Job stress and clinician burnout
Nursing is a high-stress profession under the best of circumstances, and burnout is definitely a driving force behind the nurse shortage. Nurses not only have to deal with an increasing workload, but they have to do it while also dealing with human suffering and loss of life on a regular basis. On top of that, because nurses interact directly with patients more than any other provider, they are at the highest risk of workplace violence of any healthcare professional, causing many nurses to discontinue practicing. Nurses universally agree that theirs is an incredibly rewarding profession but can be an unforgiving one.
The impact of the nurse shortage
Patients and their families are definitely feeling the impact of the nurse shortage, as it affects the quality of care they receive. At the heart of it, a nurse shortage means there are fewer nurses caring for an increasing number of patients.

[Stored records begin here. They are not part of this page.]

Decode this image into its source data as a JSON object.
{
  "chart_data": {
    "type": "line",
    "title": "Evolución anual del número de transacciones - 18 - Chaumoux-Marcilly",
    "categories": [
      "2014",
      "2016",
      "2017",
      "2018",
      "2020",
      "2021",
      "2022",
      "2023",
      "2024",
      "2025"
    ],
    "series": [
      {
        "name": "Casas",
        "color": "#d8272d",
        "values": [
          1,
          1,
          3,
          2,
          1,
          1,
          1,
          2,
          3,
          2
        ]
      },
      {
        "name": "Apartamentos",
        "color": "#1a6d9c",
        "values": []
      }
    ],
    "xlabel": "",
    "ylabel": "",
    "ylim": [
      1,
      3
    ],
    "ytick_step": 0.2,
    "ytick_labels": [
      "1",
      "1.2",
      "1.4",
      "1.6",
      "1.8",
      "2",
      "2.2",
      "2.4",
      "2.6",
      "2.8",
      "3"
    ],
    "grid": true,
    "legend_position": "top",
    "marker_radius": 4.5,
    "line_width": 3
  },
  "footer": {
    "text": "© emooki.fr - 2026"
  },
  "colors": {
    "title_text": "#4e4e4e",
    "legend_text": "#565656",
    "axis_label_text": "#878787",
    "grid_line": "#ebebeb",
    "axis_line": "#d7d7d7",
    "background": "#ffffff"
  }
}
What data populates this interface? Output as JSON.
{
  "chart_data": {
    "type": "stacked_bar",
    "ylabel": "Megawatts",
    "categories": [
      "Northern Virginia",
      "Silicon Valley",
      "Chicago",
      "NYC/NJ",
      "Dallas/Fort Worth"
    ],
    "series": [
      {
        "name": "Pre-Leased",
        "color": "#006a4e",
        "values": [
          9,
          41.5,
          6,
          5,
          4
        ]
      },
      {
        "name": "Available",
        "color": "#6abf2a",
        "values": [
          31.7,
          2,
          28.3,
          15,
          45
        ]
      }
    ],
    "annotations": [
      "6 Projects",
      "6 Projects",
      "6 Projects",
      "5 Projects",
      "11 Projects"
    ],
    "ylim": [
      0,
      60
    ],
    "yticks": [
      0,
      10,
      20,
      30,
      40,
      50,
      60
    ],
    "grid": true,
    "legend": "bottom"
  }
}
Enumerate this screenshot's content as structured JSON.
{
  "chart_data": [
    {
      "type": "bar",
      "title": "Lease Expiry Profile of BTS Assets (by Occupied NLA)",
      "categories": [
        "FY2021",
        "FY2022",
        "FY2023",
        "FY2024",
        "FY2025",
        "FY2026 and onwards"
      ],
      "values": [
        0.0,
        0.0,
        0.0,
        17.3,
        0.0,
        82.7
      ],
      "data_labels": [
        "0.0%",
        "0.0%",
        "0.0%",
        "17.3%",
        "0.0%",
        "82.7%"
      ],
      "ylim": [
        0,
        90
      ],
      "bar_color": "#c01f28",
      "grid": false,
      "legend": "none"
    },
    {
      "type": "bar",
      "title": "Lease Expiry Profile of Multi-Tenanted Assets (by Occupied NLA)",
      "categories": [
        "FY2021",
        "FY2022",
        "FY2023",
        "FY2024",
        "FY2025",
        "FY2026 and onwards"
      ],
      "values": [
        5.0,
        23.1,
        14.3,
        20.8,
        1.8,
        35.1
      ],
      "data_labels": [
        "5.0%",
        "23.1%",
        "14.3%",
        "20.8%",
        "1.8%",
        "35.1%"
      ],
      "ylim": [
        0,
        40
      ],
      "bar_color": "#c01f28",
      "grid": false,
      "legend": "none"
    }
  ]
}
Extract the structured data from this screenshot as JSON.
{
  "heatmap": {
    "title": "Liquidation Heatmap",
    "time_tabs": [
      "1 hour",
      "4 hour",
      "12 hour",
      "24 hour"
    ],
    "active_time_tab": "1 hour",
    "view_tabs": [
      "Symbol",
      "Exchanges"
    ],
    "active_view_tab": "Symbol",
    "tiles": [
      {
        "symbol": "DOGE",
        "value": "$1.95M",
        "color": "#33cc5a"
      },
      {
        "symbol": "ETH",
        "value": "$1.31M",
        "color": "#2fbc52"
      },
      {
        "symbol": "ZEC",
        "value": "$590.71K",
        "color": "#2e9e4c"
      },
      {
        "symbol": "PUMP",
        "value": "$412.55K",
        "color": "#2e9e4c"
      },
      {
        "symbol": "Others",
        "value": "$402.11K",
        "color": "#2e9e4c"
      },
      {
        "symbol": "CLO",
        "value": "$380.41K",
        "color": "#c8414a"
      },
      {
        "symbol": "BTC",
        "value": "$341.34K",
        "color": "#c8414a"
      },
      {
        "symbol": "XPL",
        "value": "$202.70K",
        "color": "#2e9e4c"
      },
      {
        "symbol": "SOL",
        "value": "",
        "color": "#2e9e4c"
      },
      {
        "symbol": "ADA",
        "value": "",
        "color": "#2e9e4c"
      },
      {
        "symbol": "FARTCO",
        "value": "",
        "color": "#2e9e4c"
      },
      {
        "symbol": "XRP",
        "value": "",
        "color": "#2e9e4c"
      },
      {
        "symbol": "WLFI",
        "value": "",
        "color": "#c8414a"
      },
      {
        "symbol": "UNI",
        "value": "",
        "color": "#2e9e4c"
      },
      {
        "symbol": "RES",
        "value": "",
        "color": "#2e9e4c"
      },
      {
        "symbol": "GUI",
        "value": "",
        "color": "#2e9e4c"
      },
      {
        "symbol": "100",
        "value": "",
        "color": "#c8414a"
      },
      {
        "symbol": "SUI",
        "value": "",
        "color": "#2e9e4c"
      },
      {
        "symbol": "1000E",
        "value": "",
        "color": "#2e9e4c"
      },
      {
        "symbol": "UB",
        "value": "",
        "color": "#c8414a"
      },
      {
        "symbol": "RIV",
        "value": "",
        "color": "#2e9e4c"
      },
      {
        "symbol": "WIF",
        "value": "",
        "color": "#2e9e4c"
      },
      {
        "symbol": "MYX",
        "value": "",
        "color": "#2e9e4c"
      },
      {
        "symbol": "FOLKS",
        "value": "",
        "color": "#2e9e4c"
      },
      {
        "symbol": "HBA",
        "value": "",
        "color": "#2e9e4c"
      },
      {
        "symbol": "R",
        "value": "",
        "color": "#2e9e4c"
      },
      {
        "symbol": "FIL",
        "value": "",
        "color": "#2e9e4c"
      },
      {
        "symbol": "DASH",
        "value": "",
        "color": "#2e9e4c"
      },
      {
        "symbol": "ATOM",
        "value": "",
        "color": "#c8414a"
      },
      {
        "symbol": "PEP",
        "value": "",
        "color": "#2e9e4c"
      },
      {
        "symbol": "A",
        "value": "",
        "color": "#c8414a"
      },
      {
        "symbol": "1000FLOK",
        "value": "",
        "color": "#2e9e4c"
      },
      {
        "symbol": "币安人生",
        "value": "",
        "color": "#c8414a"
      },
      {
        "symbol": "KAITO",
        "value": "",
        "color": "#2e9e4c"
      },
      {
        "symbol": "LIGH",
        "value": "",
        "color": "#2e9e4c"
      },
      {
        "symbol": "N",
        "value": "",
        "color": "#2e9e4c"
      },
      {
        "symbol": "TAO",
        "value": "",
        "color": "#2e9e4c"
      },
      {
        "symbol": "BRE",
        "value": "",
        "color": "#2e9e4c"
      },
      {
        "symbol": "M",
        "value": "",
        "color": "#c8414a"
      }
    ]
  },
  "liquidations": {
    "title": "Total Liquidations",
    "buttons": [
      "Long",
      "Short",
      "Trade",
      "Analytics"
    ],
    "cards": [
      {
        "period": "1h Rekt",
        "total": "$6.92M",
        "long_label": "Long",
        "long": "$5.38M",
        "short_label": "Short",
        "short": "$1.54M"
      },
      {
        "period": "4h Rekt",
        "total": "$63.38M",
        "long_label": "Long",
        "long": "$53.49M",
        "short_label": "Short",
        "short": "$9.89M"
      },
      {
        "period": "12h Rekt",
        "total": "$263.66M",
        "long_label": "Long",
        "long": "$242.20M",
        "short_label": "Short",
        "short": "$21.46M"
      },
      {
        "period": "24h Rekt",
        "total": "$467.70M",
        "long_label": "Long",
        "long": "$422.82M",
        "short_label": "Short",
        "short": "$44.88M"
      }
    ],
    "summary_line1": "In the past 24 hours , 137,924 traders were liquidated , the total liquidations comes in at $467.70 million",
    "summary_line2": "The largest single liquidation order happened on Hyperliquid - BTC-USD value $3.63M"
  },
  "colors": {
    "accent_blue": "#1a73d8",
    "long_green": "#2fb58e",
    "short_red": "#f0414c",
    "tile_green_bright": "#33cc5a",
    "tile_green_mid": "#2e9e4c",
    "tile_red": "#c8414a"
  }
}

Fewer nurses means a higher risk of adverse events that are commonly associated with overworked and under-supported nursing staff within a healthcare organization including: medication errors, negligence, even patient death.
Solutions for the nurse shortage
Having a better understanding of the problem is an important first step toward solving it, but what can actually be done to reduce the nurse shortage in healthcare organizations? Here are a few key solutions that could help bring this problem under control.
Strategic workplace accommodations
It’s an inescapable fact that nurses are overworked. 83% of nurses cited poor work/life balance as the main reason that hospitals and healthcare organizations are losing good nurses. Healthcare organizations and leaders may not be able to do much to reduce nurse workloads, but there are things they can do to help make life a little easier for overworked nurses in the meantime.
Healthcare leaders should consider implementing strategic workplace accommodations to help nurses more effectively manage job stress. These accommodations can vary depending on the specific needs of an organization’s nursing staff, but examples include allowing nurses additional break time during their shifts to de-stress or holding group sessions to talk about mental health . Healthcare organizations can also create physical space where nurses can go to take a breather when things get hectic.
Workforce solutions & flexibility
Additional flexibility also goes a long way toward restoring work/life balance for an organization’s nursing staff. The easiest way for leaders to provide that flexibility is to actually listen when nurses voice concerns about high patient loads or feeling overwhelmed and do everything they can to reduce those stressors. Effective staffing, technology, and workforce management can be a great way to build in this flexibility without increasing the workload for other nurses. It is imperative that we make our clinical settings less stressful in order to remediate the nurse shortage.